1. Sur la communication des documents mentionnés aux points 1) et 2) de la demande :

La commission comprend que la demande porte sur les fichiers informatiques constituant la partie finale du code source du traitement de données à caractère personnel mis en œuvre par la CNAF afin de détecter les dossiers des allocataires présentant les plus forts risques d’indus proposés en priorité pour un contrôle ultérieur. Ces éléments, qui ont été portés à sa connaissance, correspondent à la liste des variables utilisées et à leur pondération, dont la combinaison fournit le détail de la formule de calcul du score de risque du modèle de datamining.

La commission relève que les documents sollicités ont été produits par la CNAF dans le cadre de sa mission de service public. Ils revêtent, dès lors, le caractère de document administratif au sens de l'article L300-2 du code des relations entre le public et l’administration (avis de partie II, n° 20144578, du 8 janvier 2015 ; avis n° 20161989, du 23 juin 2016).

La commission précise, ensuite, que la loi n° 2016-1321 du 7 octobre 2016 pour une République numérique a renforcé la transparence de l’action publique, d’une part, en créant au profit des personnes faisant l’objet d’une décision administrative individuelle prise sur le fondement d’un traitement algorithmique, un droit d’accès aux règles définissant ce traitement et aux principales caractéristiques de sa mise en œuvre (article L311-3-1 du code des relations entre le public et l’administration) et, d’autre part, en imposant aux administrations de publier en ligne les règles gouvernant les principaux traitements algorithmiques utilisés dans l’accomplissement de leurs missions, lorsqu’ils fondent des décisions individuelles (article L312-1-3 du code des relations entre le public et l’administration). La commission relève, toutefois, que ces dispositions concernent uniquement les traitements algorithmiques fondant des décisions individuelles et ne consacrent pas un droit d’accès à l’algorithme lui-même, mais seulement à certaines informations le concernant, qui sont précisées à l’article R311-3-1-2 du code précité. En outre, ces obligations s’exercent dans la limite des secrets protégés au 2° de l’article L311-5 du code des relations entre le public et l’administration.

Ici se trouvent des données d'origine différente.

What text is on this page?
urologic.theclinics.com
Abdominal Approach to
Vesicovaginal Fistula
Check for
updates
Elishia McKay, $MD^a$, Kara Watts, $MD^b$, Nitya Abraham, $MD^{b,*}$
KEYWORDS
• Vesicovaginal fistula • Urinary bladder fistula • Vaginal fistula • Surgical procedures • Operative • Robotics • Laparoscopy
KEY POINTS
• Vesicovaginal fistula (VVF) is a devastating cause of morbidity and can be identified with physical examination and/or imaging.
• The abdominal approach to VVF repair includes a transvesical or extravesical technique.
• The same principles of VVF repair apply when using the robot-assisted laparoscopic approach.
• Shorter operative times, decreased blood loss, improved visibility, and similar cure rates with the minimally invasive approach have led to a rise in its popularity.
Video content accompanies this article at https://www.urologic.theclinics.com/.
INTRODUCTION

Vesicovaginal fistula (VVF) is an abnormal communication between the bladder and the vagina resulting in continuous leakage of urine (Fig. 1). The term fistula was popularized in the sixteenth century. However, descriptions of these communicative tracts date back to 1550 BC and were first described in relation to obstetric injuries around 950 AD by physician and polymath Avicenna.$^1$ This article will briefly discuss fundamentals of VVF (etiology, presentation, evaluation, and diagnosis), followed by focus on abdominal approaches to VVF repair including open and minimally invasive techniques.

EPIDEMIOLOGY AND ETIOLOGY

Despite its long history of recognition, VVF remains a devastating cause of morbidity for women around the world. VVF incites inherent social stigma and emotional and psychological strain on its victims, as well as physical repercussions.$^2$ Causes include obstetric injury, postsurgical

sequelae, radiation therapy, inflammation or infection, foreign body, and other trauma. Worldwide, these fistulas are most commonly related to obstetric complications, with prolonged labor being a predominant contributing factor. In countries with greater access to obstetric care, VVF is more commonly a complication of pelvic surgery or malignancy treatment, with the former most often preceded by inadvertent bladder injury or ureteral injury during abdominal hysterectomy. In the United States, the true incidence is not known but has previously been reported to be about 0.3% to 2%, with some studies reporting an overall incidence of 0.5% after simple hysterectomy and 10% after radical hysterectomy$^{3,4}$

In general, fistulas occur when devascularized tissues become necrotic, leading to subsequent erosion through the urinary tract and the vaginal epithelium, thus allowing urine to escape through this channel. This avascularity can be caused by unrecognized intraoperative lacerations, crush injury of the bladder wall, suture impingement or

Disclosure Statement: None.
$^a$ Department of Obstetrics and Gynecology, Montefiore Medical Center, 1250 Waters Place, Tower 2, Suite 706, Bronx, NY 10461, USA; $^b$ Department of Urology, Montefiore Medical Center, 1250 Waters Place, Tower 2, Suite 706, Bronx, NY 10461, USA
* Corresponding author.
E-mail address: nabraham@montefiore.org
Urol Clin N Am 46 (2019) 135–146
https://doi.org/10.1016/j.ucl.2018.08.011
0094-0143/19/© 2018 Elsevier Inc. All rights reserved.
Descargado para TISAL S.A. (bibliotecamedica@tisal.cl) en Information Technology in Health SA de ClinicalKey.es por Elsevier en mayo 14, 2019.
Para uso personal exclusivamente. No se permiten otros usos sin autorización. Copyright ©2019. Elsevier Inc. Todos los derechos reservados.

La commission précise, à cet égard, que le g) du 2° de l’article L311-5 exclut du droit à communication les documents administratifs dont la consultation ou la communication porterait atteinte à la recherche et à la prévention, par les services compétents, d'infractions de toute nature.

Il ressort de la jurisprudence du Conseil d’État rendue en matière fiscale, que sont notamment couvertes par cette réserve les mentions relatives aux critères retenus par l'administration pour sélectionner les dossiers afin d’entreprendre des opérations de contrôle (CE, 12 octobre 1992, n° 100036). Par ailleurs, il résulte des travaux parlementaires attachés à la loi n° 2016-1321 du 7 octobre 2016 pour une République numérique, que la réserve prévue par le g) du 2° de l’article L311-5 du code des relations entre le public et l’administration concerne désormais toutes les procédures répressives, qu’il s’agisse des procédures pénales ou des procédures administratives susceptibles de conduire au prononcé d’une sanction, ou encore des procédures de sanction en matière disciplinaire. Comme elle l’a fait dans son avis de partie II, n° 20215795, du 16 décembre 2021, la commission précise que cette exception a pour objet de préserver, en toute hypothèse, l’efficacité des contrôles, de sorte qu’il n’y a pas lieu de différencier selon la plus ou moins grande sophistication des méthodes employées, ni selon que le document met en cause la recherche d’une infraction donnée ou pourrait de manière générale porter atteinte au contrôle de l’application d’une législation. La commission déduit de ce qui précède que la solution dégagée par le Conseil d’État est transposable à la politique de contrôle mise en œuvre par la CNAF afin de détecter des situations d’indu, frauduleux ou non, et dans une moindre mesure de rappel, du fait d’erreurs affectant les données déclaratives des dossiers des allocataires.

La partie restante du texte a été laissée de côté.